Even in Kandy, thanks to the internet, he could indulge in his hobby of having a flutter on the horses.
“So, you are you here, back at home?” I said when I met him in Kandy.
“There is the problem, Mike. Where is home? My wife (also a Sri Lankan) and children want me to be in London, I do not know where home is anymore.”
The Last Days
A couple, Janet and Jeff had been in Sri Lanka for a few years. Jeff became ill and the diagnosis was certain and fatal, cancer of the stomach. ‘Captain of the Men of Death’ was the name given to that diagnosis by old surgeons. Facing up to the prognosis, they discussed whether to stay put or return ‘home’ to England. Jeff was concerned that Janet might not manage in Sri Lanka without him. Janet wanted Jeff to enjoy his last days as he wished, she could always go back ‘home’ afterwards. Their choice was to spend their time strolling among the trees and flowers in the Royal Botanical Gardens in Peradeniya in the sunshine.

Their daily walk around the garden was their way of enjoying the last days. Together they realised that this was their home, not the little semi in England. The gardeners noticed that their walks got shorter and slower. They noticed how Jeff lost his hair due to chemo and how he must be recovering when it began to grow back again. They were happy to pass the time of day with them until one week they understood the walkers had not visited and would not return.
Janet was content with their decision to stay in their new home.
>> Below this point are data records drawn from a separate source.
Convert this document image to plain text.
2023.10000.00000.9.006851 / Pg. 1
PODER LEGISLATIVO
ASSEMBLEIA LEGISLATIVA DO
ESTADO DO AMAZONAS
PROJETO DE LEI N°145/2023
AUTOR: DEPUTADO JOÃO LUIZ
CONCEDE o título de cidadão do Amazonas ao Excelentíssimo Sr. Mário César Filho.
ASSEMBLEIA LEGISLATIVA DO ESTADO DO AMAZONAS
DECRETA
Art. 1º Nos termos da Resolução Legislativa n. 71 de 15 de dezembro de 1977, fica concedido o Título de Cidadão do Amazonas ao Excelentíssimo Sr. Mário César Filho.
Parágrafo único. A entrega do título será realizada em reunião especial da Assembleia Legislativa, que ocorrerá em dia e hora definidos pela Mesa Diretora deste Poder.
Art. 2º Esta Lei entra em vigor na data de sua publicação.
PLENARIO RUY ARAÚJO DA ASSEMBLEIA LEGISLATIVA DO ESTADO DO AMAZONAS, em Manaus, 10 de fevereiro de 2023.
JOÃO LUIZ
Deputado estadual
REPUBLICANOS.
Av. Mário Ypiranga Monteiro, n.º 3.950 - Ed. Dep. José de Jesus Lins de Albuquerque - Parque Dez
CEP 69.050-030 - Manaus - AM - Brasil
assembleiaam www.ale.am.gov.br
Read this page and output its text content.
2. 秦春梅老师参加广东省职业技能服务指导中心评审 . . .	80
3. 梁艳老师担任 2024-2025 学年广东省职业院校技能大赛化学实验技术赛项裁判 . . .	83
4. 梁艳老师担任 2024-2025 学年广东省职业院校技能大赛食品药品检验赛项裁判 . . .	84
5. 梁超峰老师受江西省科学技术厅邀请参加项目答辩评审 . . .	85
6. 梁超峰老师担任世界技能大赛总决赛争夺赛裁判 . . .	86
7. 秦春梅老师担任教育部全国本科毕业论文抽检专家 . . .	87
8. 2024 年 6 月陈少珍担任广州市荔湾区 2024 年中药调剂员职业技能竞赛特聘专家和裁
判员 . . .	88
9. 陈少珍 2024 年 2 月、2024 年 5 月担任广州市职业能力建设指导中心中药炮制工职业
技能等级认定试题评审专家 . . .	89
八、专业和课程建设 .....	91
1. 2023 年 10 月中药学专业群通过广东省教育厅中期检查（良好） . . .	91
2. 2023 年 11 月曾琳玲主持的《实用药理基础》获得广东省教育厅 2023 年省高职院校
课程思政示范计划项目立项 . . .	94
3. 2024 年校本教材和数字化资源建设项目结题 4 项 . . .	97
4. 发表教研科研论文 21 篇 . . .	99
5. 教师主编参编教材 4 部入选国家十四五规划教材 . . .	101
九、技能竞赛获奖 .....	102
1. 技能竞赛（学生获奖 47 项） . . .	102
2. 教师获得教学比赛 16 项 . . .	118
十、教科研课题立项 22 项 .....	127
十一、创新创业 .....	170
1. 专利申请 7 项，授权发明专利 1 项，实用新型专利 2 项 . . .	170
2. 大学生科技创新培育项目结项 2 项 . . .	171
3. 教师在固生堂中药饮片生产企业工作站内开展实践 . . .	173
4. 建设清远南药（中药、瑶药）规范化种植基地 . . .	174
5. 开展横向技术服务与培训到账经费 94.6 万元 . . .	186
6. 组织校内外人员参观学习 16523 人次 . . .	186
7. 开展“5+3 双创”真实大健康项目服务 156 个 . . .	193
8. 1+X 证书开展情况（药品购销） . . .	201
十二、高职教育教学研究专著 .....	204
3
Even after her loss she never felt any yearning for England. She treasures the memories of their walks in the world’s finest garden, the Heart of Paradise, it was called by an early traveller. She is a valued member of the ex-pat community and has two or three especially close friends on whom she can rely.
Going Home
The British ex-pats in Sri Lanka express the same problem. When they go ‘home’ to Britain it is the comfortable, familiar place where they grew up. They, themselves, however have changed and are no longer the comfortable familiar people to their friends and acquaintances. People are not interested in your stories of elephants damaging the garden or of monkeys stealing your fruit or of how you always had tiffin at 4 o’clock on the veranda. You are slightly odd and England does not accept you on the same terms as of old.

Some return to the same job they had before leaving. This provokes resentment among those who have been there all the time. Ex-pats find themselves seeking out the company of other ex-pats who have the same feelings, that they have come ‘home’ but ‘home’ does not accept them.

What particularly irks people in the UK is the mention of servants. Many households in Sri Lanka have servants, cooks, gardeners, cleaners, night watchmen etc. In the UK there are no servants. We just call them something else, cleaning ladies, gardeners, baby sitters, odd job men but we do not call them servants.
Re-settling back home is not easy. It is as it is and you must accept it. New friends back home will accept you without the feeling that you are odd because you went away.